Shinn was a promising cross-country runner at 16 years old, when her body and life were forever changed by a rare form of bacterial meningitis initially misdiagnosed as flu. Although that’s not how she starts the memoir, she flashes back to that time in the hospital while thinking about landmine victims in Bosnia.

“I’ve got more wires running around and through me than an early desktop computer,” Shinn writes. “A month ago my coach was talking to me about scholarships for cross-country. Lord in heaven, how I wish I could jump off this bed right now and run, just run through the Metroparks, down the city sidewalks, run until my heart pounds in my chest, until the sweat breaks out all over my body and evaporates into thin air.”

There is a sense throughout The Wounds That Bind Us that Shinn is running. Running, running and running. She’s racing away from the pains and sorrows of her childhood and abusive relationships while, at the same time, jogging slowly toward healing and enlightenment. Shinn scratches at deep wounds from being put up for adoption by her birth mother and raised by an adoptive mother who beat her “in a quick rage, with a stick, a belt or a hand.” She explores the mindset that pushed her toward doomed romantic relationships like the one with a scheming first husband who glommed onto her after the well-publicized settlement of her malpractice lawsuit.

This is not a woe-is-me tell-all, though.

Shinn describes unforgettable scenes such as the overnight stay in a brothel with Celie; the off-road thrill rides on steep, rocky terrains; and the beautiful landscapes of Greece.

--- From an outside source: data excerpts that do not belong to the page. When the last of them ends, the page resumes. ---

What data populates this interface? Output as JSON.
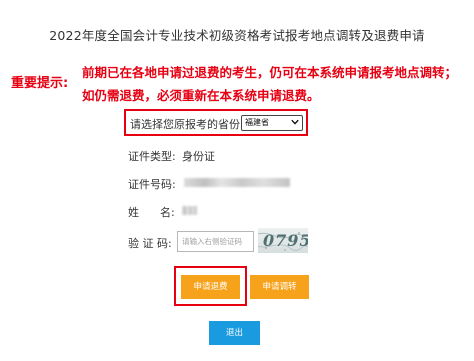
{
  "page": {
    "title": "2022年度全国会计专业技术初级资格考试报考地点调转及退费申请"
  },
  "notice": {
    "label": "重要提示:",
    "line1": "前期已在各地申请过退费的考生，仍可在本系统申请报考地点调转；",
    "line2": "如仍需退费，必须重新在本系统申请退费。"
  },
  "province": {
    "label": "请选择您原报考的省份:",
    "selected": "福建省"
  },
  "form": {
    "id_type_label": "证件类型:",
    "id_type_value": "身份证",
    "id_number_label": "证件号码:",
    "name_label": "姓      名:",
    "captcha_label": "验 证 码:",
    "captcha_placeholder": "请输入右侧验证码",
    "captcha_code": "0795"
  },
  "buttons": {
    "refund": "申请退费",
    "transfer": "申请调转",
    "exit": "退出"
  },
  "colors": {
    "notice_red": "#e60012",
    "orange_button": "#f7a21b",
    "blue_button": "#1a9be0"
  }
}
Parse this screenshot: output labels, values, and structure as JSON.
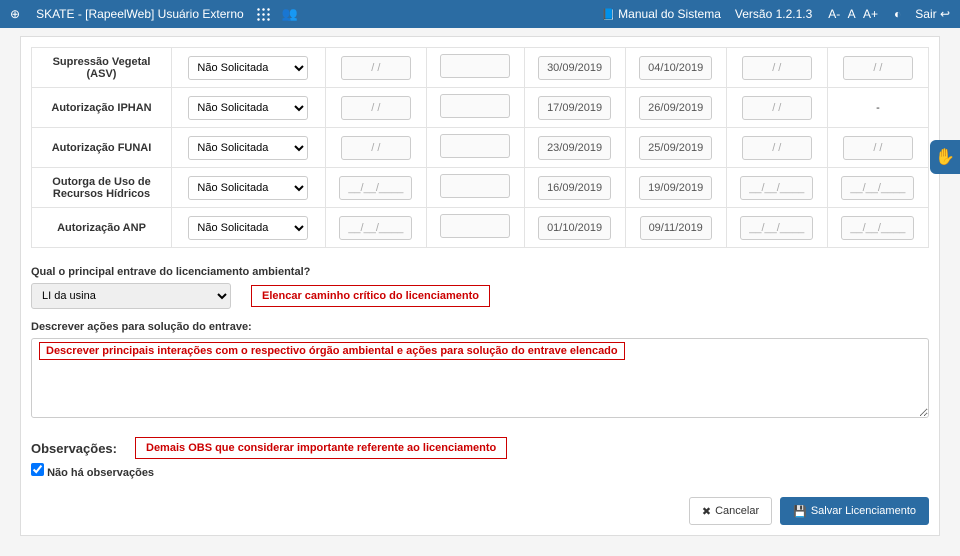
{
  "topbar": {
    "title": "SKATE - [RapeelWeb] Usuário Externo",
    "manual": "Manual do Sistema",
    "version": "Versão 1.2.1.3",
    "fontDown": "A-",
    "fontReset": "A",
    "fontUp": "A+",
    "sair": "Sair"
  },
  "rows": [
    {
      "label": "Supressão Vegetal (ASV)",
      "status": "Não Solicitada",
      "d1": "/ /",
      "d2": "",
      "d3": "30/09/2019",
      "d4": "04/10/2019",
      "d5": "/ /",
      "d6": "/ /"
    },
    {
      "label": "Autorização IPHAN",
      "status": "Não Solicitada",
      "d1": "/ /",
      "d2": "",
      "d3": "17/09/2019",
      "d4": "26/09/2019",
      "d5": "/ /",
      "d6": "-"
    },
    {
      "label": "Autorização FUNAI",
      "status": "Não Solicitada",
      "d1": "/ /",
      "d2": "",
      "d3": "23/09/2019",
      "d4": "25/09/2019",
      "d5": "/ /",
      "d6": "/ /"
    },
    {
      "label": "Outorga de Uso de Recursos Hídricos",
      "status": "Não Solicitada",
      "d1": "__/__/____",
      "d2": "",
      "d3": "16/09/2019",
      "d4": "19/09/2019",
      "d5": "__/__/____",
      "d6": "__/__/____"
    },
    {
      "label": "Autorização ANP",
      "status": "Não Solicitada",
      "d1": "__/__/____",
      "d2": "",
      "d3": "01/10/2019",
      "d4": "09/11/2019",
      "d5": "__/__/____",
      "d6": "__/__/____"
    }
  ],
  "principal": {
    "question": "Qual o principal entrave do licenciamento ambiental?",
    "selected": "LI da usina",
    "callout": "Elencar caminho crítico do licenciamento"
  },
  "acoes": {
    "label": "Descrever ações para solução do entrave:",
    "callout": "Descrever principais interações com o respectivo órgão ambiental e ações para solução do entrave elencado"
  },
  "obs": {
    "label": "Observações:",
    "callout": "Demais OBS que considerar importante referente ao licenciamento",
    "checkboxLabel": "Não há observações"
  },
  "buttons": {
    "cancel": "Cancelar",
    "save": "Salvar Licenciamento"
  },
  "sideTab": "✋"
}
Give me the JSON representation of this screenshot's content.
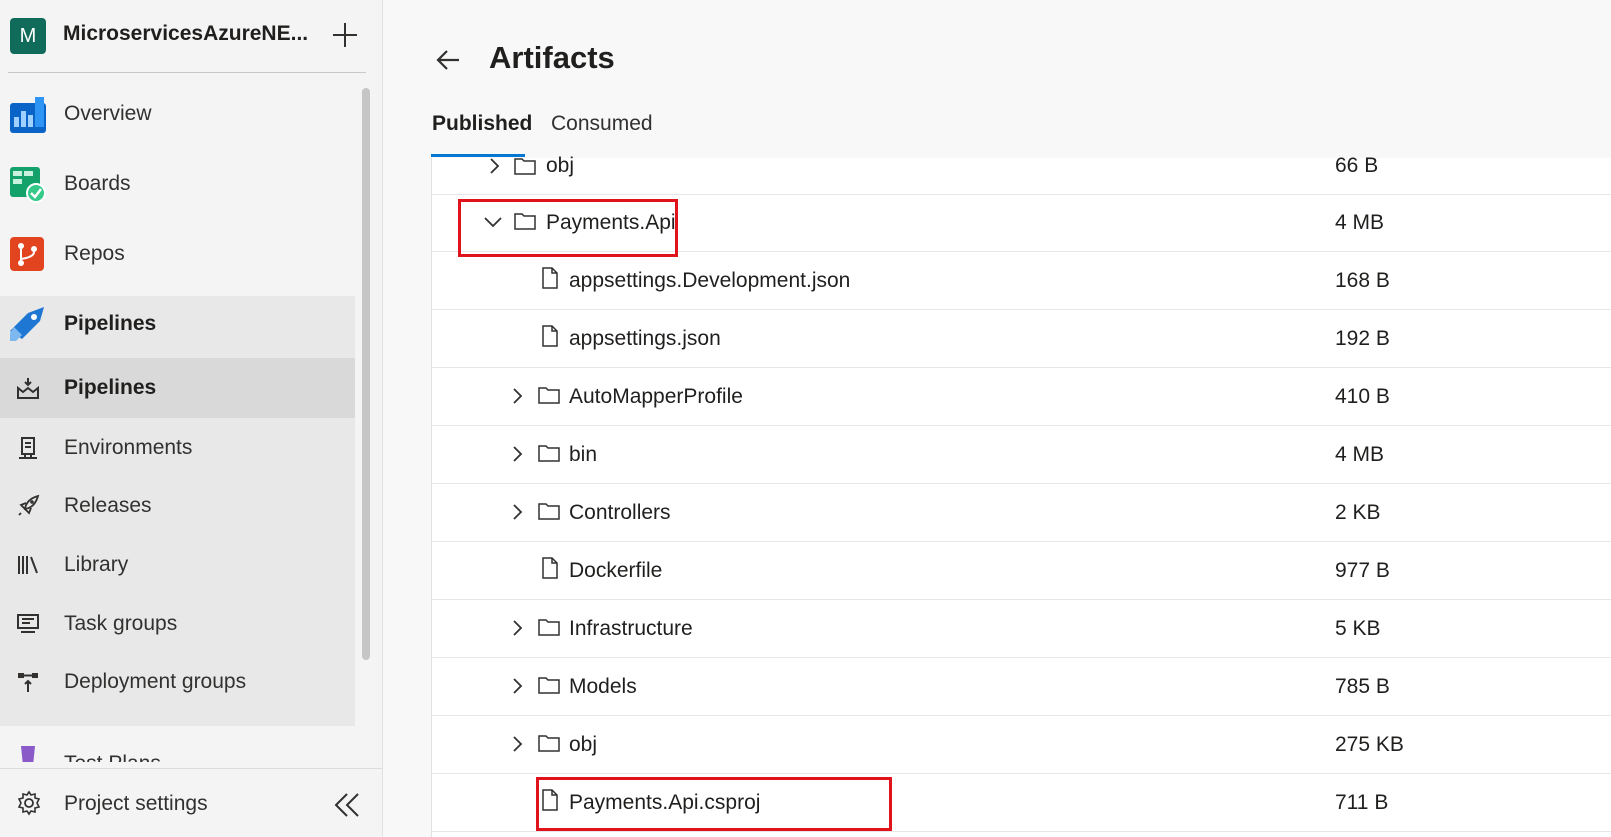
{
  "sidebar": {
    "project_initial": "M",
    "project_name": "MicroservicesAzureNE...",
    "items": [
      {
        "label": "Overview",
        "icon": "overview-icon"
      },
      {
        "label": "Boards",
        "icon": "boards-icon"
      },
      {
        "label": "Repos",
        "icon": "repos-icon"
      },
      {
        "label": "Pipelines",
        "icon": "pipelines-icon"
      }
    ],
    "pipelines_sub": [
      {
        "label": "Pipelines",
        "icon": "pipelines-sub-icon",
        "selected": true
      },
      {
        "label": "Environments",
        "icon": "environments-icon"
      },
      {
        "label": "Releases",
        "icon": "releases-icon"
      },
      {
        "label": "Library",
        "icon": "library-icon"
      },
      {
        "label": "Task groups",
        "icon": "task-groups-icon"
      },
      {
        "label": "Deployment groups",
        "icon": "deployment-groups-icon"
      }
    ],
    "cut_item": "Test Plans",
    "settings_label": "Project settings",
    "colors": {
      "avatar": "#106b5a",
      "selected_bg": "#d9d9d9",
      "group_bg": "#e8e8e8"
    }
  },
  "main": {
    "title": "Artifacts",
    "tabs": [
      {
        "label": "Published",
        "active": true
      },
      {
        "label": "Consumed",
        "active": false
      }
    ],
    "rows": [
      {
        "name": "obj",
        "size": "66 B",
        "type": "folder",
        "expanded": false,
        "level": 0
      },
      {
        "name": "Payments.Api",
        "size": "4 MB",
        "type": "folder",
        "expanded": true,
        "level": 0,
        "highlighted": true
      },
      {
        "name": "appsettings.Development.json",
        "size": "168 B",
        "type": "file",
        "level": 1
      },
      {
        "name": "appsettings.json",
        "size": "192 B",
        "type": "file",
        "level": 1
      },
      {
        "name": "AutoMapperProfile",
        "size": "410 B",
        "type": "folder",
        "expanded": false,
        "level": 1
      },
      {
        "name": "bin",
        "size": "4 MB",
        "type": "folder",
        "expanded": false,
        "level": 1
      },
      {
        "name": "Controllers",
        "size": "2 KB",
        "type": "folder",
        "expanded": false,
        "level": 1
      },
      {
        "name": "Dockerfile",
        "size": "977 B",
        "type": "file",
        "level": 1
      },
      {
        "name": "Infrastructure",
        "size": "5 KB",
        "type": "folder",
        "expanded": false,
        "level": 1
      },
      {
        "name": "Models",
        "size": "785 B",
        "type": "folder",
        "expanded": false,
        "level": 1
      },
      {
        "name": "obj",
        "size": "275 KB",
        "type": "folder",
        "expanded": false,
        "level": 1
      },
      {
        "name": "Payments.Api.csproj",
        "size": "711 B",
        "type": "file",
        "level": 1,
        "highlighted": true
      }
    ],
    "colors": {
      "accent": "#0078d4",
      "highlight": "#e0131d"
    }
  }
}
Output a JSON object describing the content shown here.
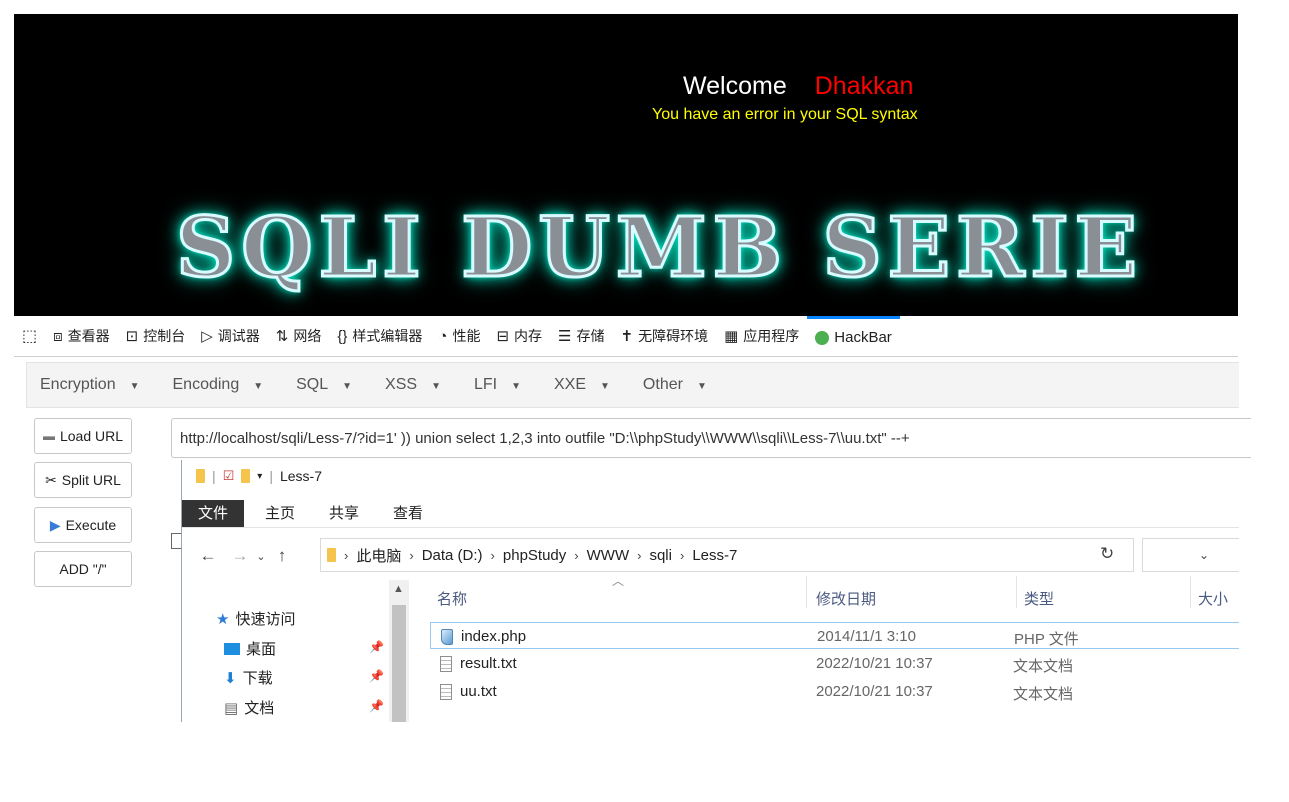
{
  "webpage": {
    "welcome_text": "Welcome",
    "username": "Dhakkan",
    "error_text": "You have an error in your SQL syntax",
    "banner": "SQLI DUMB SERIE"
  },
  "devtools": {
    "tabs": [
      {
        "label": "查看器",
        "icon": "inspector-icon"
      },
      {
        "label": "控制台",
        "icon": "console-icon"
      },
      {
        "label": "调试器",
        "icon": "debugger-icon"
      },
      {
        "label": "网络",
        "icon": "network-icon"
      },
      {
        "label": "样式编辑器",
        "icon": "style-editor-icon"
      },
      {
        "label": "性能",
        "icon": "performance-icon"
      },
      {
        "label": "内存",
        "icon": "memory-icon"
      },
      {
        "label": "存储",
        "icon": "storage-icon"
      },
      {
        "label": "无障碍环境",
        "icon": "accessibility-icon"
      },
      {
        "label": "应用程序",
        "icon": "application-icon"
      },
      {
        "label": "HackBar",
        "icon": "hackbar-icon"
      }
    ],
    "active_tab": "HackBar",
    "accent": "#0a84ff"
  },
  "hackbar": {
    "menu": [
      "Encryption",
      "Encoding",
      "SQL",
      "XSS",
      "LFI",
      "XXE",
      "Other"
    ],
    "buttons": {
      "load_url": "Load URL",
      "split_url": "Split URL",
      "execute": "Execute",
      "add_slash": "ADD \"/\""
    },
    "url_value": "http://localhost/sqli/Less-7/?id=1' )) union select 1,2,3 into outfile \"D:\\\\phpStudy\\\\WWW\\\\sqli\\\\Less-7\\\\uu.txt\" --+"
  },
  "explorer": {
    "title": "Less-7",
    "ribbon_tabs": [
      "文件",
      "主页",
      "共享",
      "查看"
    ],
    "breadcrumb": [
      "此电脑",
      "Data (D:)",
      "phpStudy",
      "WWW",
      "sqli",
      "Less-7"
    ],
    "nav_items": [
      {
        "label": "快速访问",
        "icon": "star-icon"
      },
      {
        "label": "桌面",
        "icon": "desktop-icon"
      },
      {
        "label": "下载",
        "icon": "download-icon"
      },
      {
        "label": "文档",
        "icon": "document-icon"
      }
    ],
    "columns": [
      "名称",
      "修改日期",
      "类型",
      "大小"
    ],
    "files": [
      {
        "name": "index.php",
        "date": "2014/11/1 3:10",
        "type": "PHP 文件",
        "icon": "php-file-icon"
      },
      {
        "name": "result.txt",
        "date": "2022/10/21 10:37",
        "type": "文本文档",
        "icon": "text-file-icon"
      },
      {
        "name": "uu.txt",
        "date": "2022/10/21 10:37",
        "type": "文本文档",
        "icon": "text-file-icon"
      }
    ]
  }
}
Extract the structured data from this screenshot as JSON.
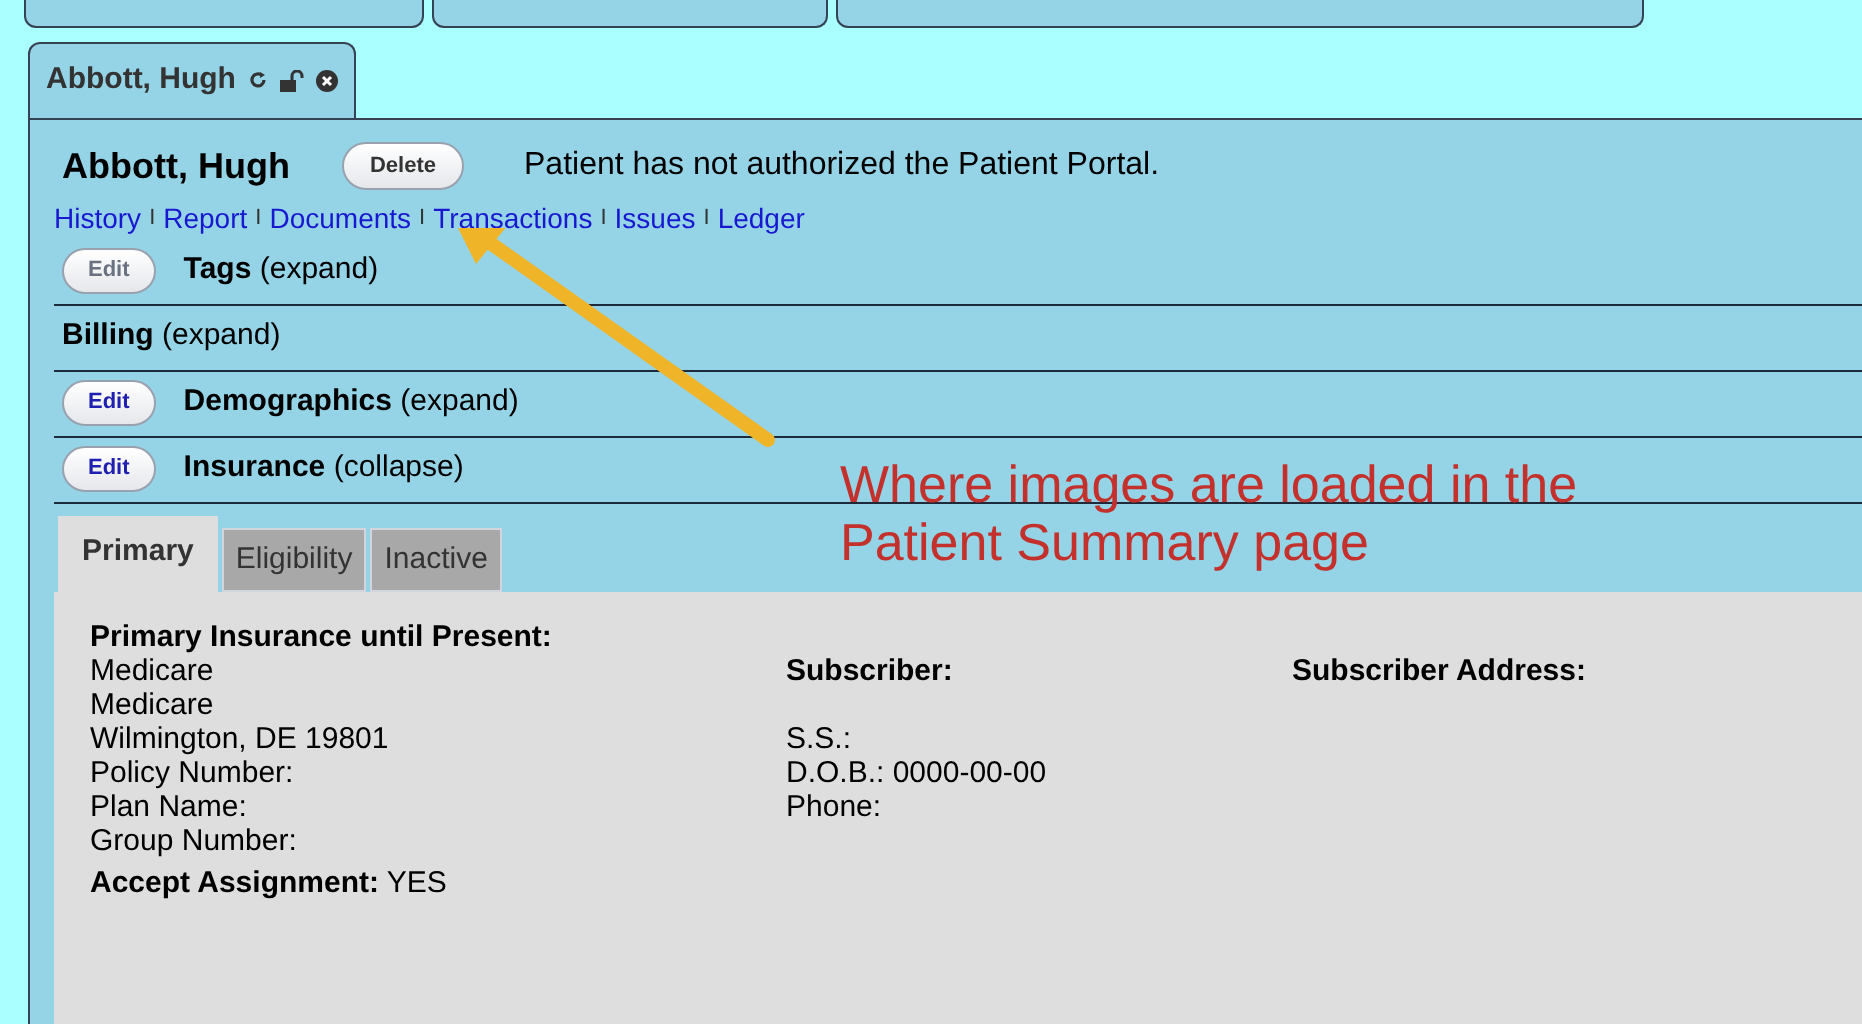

Her stories are filled with memorable characters, from cab drivers to their neighbors in the United Kingdom; from her Greek classics professor turned travel companion to the soldiers, farmers and others with bodies forever altered by landmines; from the many people who care for Celie; all the way to Athena, the Land Rover (a trusted character itself) that does the transporting from England to Serbia, Bosnia and Greece.

It is well worth it to take the journey with Shinn, “that’s two Ns and no shins,” she jokes. She’s funny, daredevilish but relatable. That poet at the bar, a man she would have a relationship and son with, was right. Shinn’s story needed to be written.   PS

Anne Blythe has been a reporter in North Carolina for more than three decades covering city halls, higher education, the courts, crime, hurricanes, ice storms, droughts, floods, college sports, health care and many wonderful characters who make this state such an interesting place.